Oh, yeah, and if you really can't be doing with all that, just make your site using the old-style ASP, anyhow. VS.NET and ASP.NET are backward compatible and will run the code fine. Or employ MS's conversion tool when you're done.
posted by normy at 8:17 AM on January 14, 2005


The original poster didn't really specify what kind of site it is or how it is architected. I work on enterprise-level applications with lots of back-end and middle-tier functionality in the .NET Framework every day, and in that environment, I am all for ASP.NET, it is vastly superior to ASP Classic in terms of being a "real" programming framework (no flames from anti-MSofties here please).

If you're building a web application, I'd say go for it, but keep in mind that it's not very welcoming to beginners who don't have a lot of programming experience. If you're just building a web site, which maybe needs a small amount of dynamic functionality or data access, I think ASP.NET is overkill for that and your clients don't really know what they want except that they read it in a magazine somewhere.

Tutorial sites you'll want to look at:
Microsoft official ASP.NET site
GotDotNet Framework Community
.NET 247

On preview, what normy said.
posted by matildaben at 8:51 AM on January 14, 2005


I've heard many good things about .NET and it seems like they really have something there.

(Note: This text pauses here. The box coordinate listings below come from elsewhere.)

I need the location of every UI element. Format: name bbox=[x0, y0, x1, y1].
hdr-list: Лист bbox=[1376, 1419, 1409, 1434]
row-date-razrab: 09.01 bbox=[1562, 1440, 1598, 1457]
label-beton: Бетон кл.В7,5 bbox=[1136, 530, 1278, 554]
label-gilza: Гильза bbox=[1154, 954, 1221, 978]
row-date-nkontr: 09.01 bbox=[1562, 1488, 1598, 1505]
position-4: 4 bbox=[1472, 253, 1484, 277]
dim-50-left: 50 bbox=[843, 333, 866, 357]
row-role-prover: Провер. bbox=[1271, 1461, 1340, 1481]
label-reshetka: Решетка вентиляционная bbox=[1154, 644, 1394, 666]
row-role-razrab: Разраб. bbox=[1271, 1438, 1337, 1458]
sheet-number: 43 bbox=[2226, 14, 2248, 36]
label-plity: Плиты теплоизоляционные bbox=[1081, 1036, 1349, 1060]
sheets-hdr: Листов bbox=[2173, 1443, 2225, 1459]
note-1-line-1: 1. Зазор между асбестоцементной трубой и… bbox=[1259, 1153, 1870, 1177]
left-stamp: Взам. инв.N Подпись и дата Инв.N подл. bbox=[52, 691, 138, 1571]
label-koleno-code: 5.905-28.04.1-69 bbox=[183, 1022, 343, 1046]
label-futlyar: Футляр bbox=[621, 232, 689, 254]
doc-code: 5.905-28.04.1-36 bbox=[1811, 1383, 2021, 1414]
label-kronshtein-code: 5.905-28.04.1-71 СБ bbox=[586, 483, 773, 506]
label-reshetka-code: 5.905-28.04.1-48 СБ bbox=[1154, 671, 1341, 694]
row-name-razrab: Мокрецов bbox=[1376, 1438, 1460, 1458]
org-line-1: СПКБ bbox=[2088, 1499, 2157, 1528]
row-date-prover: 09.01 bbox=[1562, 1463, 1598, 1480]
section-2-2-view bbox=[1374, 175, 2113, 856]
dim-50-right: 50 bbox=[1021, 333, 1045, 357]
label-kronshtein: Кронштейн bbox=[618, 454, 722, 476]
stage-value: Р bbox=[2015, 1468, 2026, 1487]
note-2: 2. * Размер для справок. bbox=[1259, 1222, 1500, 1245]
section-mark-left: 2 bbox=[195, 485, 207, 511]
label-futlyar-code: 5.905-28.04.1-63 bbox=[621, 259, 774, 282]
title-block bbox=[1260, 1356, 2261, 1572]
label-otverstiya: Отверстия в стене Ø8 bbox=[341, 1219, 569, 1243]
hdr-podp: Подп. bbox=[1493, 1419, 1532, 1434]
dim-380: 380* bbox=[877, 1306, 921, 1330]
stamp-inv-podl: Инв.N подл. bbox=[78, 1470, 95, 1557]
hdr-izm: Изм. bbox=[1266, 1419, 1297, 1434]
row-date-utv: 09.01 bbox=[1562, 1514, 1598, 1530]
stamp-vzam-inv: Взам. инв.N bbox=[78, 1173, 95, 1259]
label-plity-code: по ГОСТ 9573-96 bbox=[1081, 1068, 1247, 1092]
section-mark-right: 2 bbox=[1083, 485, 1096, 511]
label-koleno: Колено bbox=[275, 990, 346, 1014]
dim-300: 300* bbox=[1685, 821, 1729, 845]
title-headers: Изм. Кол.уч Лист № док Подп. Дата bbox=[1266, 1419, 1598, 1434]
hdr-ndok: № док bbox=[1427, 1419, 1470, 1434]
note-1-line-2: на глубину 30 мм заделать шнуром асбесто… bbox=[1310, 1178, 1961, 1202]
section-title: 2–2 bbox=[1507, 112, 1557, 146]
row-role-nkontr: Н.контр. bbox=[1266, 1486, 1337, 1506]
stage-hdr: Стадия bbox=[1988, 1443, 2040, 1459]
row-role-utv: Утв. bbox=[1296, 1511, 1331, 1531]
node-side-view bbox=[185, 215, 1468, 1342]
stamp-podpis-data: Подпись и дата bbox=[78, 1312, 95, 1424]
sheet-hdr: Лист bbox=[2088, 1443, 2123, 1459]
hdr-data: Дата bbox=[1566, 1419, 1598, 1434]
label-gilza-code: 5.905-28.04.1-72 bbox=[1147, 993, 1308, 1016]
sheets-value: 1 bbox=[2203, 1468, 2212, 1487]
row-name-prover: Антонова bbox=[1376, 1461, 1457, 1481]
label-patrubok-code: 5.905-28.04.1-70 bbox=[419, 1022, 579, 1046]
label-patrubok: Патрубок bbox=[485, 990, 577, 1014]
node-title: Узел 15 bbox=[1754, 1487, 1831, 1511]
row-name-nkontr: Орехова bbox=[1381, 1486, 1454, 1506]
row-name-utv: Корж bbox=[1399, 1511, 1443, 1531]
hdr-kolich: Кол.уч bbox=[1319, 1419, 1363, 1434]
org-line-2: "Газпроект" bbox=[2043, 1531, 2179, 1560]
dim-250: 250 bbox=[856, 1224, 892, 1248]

But let's be clear -- almost anything will win compared to ASP Classic. Saying .NET framework is better than the old ASP approach would probably be the case even if .NET wasn't so good.
posted by jragon at 9:26 AM on January 14, 2005


What jragon said. I actually learned ASP.Net (and C#) first, and then had to debug a legacy ASP site, and I could not believe some of the hoops that had to be jumped through with ASP classic.